The problem with sexism is that we can’t win. Too covered up? Boring. Too naked? Slut. And my issue with letting people get away with nasty comments like these? Certainly not because I’ve lost sleep over what a few unhappy strangers thought about my wedding dress (please let the record state: I am beyond honoured to have been Harris’ first fluid bride). My concern is the ease with which we spread hate and where that might lead. The defences of this bile are always the same — “I am just using my freedom of speech” and, “You put yourself in the public eye’. Let there be no mistake — this isn’t an issue restricted to fashion alone. It exists every time we criticise a woman for being “too emotional” or “too sensitive”, when we undermine the intellectual value of women’s literature or when we question why a woman didn’t come forward with a sexual assault allegation sooner. Internalised misogyny is at work when we, as women, put up with male behaviour that we shouldn’t have to put up with. Every time a woman says “I’m not like other girls”, she does so because she’s terrified of being seen as weak, incapable or unappealing because of her femininity. Whenever we display a deep aversion to anything feminine — from hating on the colour pink because it’s ‘girly’ or refusing to cook because it was traditionally a female duty — we are falling victim to a patriarchal structure that’s been thrust on us for centuries.
The patriarchy has trained us to feel bad about ourselves, to believe that we are not enough, and to compare ourselves to other women. As author and academic Emilie Pine noted in her book, Notes To Self: “Women are well-rehearsed in the rituals of body self appraisal. We look at the women around us and we compare.
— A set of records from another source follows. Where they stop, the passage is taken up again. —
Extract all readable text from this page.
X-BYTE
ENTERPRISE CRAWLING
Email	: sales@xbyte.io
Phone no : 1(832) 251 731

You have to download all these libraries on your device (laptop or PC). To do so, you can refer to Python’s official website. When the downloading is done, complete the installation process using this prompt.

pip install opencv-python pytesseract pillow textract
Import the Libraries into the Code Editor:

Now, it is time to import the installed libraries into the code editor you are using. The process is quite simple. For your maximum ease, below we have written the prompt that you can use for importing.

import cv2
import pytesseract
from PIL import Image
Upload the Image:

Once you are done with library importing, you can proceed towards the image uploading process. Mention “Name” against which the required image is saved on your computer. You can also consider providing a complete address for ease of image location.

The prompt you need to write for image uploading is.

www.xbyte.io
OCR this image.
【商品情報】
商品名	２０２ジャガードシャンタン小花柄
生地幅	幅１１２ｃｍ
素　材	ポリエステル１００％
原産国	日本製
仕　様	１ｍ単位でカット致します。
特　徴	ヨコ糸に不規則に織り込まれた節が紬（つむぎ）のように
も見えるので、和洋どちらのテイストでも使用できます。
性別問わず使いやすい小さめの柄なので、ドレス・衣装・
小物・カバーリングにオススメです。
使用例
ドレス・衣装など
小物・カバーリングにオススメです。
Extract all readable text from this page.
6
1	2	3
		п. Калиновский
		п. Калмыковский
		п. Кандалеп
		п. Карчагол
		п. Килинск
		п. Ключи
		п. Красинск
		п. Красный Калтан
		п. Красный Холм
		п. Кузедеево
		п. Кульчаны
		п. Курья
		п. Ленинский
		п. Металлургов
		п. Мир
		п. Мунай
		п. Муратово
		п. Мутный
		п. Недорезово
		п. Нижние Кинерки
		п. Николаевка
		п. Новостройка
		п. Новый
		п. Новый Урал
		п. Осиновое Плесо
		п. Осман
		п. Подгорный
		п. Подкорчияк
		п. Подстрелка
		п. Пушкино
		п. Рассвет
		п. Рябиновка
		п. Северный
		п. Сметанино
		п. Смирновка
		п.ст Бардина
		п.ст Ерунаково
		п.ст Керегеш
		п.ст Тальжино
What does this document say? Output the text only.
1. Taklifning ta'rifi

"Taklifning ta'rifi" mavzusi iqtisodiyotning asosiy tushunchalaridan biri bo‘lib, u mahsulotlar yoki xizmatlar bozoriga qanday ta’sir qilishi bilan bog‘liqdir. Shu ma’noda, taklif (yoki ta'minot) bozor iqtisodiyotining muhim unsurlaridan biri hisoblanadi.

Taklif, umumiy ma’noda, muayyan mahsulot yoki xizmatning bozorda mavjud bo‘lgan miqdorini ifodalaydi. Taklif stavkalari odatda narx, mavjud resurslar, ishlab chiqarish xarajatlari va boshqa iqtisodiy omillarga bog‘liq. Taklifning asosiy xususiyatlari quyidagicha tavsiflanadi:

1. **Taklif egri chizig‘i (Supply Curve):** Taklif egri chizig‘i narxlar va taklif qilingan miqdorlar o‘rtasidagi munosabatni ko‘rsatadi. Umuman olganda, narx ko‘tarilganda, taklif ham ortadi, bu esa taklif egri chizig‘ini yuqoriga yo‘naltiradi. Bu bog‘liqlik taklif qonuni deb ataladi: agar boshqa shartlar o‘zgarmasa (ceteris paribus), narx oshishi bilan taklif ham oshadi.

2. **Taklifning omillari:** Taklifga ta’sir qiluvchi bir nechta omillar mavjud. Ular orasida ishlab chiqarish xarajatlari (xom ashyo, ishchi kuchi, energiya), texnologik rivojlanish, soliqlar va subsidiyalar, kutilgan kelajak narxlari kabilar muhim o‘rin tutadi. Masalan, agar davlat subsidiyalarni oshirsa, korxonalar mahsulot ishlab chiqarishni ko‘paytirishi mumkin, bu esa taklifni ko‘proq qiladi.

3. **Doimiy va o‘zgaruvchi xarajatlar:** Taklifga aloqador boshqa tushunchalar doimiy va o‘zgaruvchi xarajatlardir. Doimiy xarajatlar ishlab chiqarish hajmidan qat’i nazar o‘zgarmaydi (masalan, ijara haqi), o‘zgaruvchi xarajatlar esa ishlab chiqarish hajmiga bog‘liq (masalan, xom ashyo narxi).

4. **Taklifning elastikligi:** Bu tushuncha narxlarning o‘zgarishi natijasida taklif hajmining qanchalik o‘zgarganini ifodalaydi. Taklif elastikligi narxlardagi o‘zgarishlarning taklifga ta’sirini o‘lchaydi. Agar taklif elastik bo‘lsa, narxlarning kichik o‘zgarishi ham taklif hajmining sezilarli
Are we alike? Are we superior? Are we inferior? There is a terrible solidarity to this given that almost no woman can avoid it."
The beginning of wisdom is calling something by its proper name; misogyny is not an opinion. So why not try this: next time you feel like sharing something spiteful online or on your girlfriend WhatsApp group, remember you are betraying yourself just as much as the woman you’re tearing down. I know I may sit on the extreme side of the fence when it comes to sartorial freedom, but if I may make a suggestion on the one day that is marked in the calendar to talk about these things - perhaps it’s time that we really considered why we feel the need to criticise other women. We have all absorbed so much misogyny over the course of our lives that sometimes it spills out in ugly ways. What I do with my body, is my choice. Just like what you do with yours, on your wedding day, when you are pregnant, or just out and about, is yours. Don’t let anyone tell you otherwise.
“And I give the wedding two years max.”
On that note, I better get back to my honeymoon. If the haters are right, we only have a year-and-a-half together left, tops. Mind you, I may be married to a feminist, but he did pick Jamaican resort Goldeneye as our honeymoon hotel, and apparently Ian Fleming was a raging misogynist… Wish me luck, I’m about to go tell him about his idol. It is, after all, the right day to do so.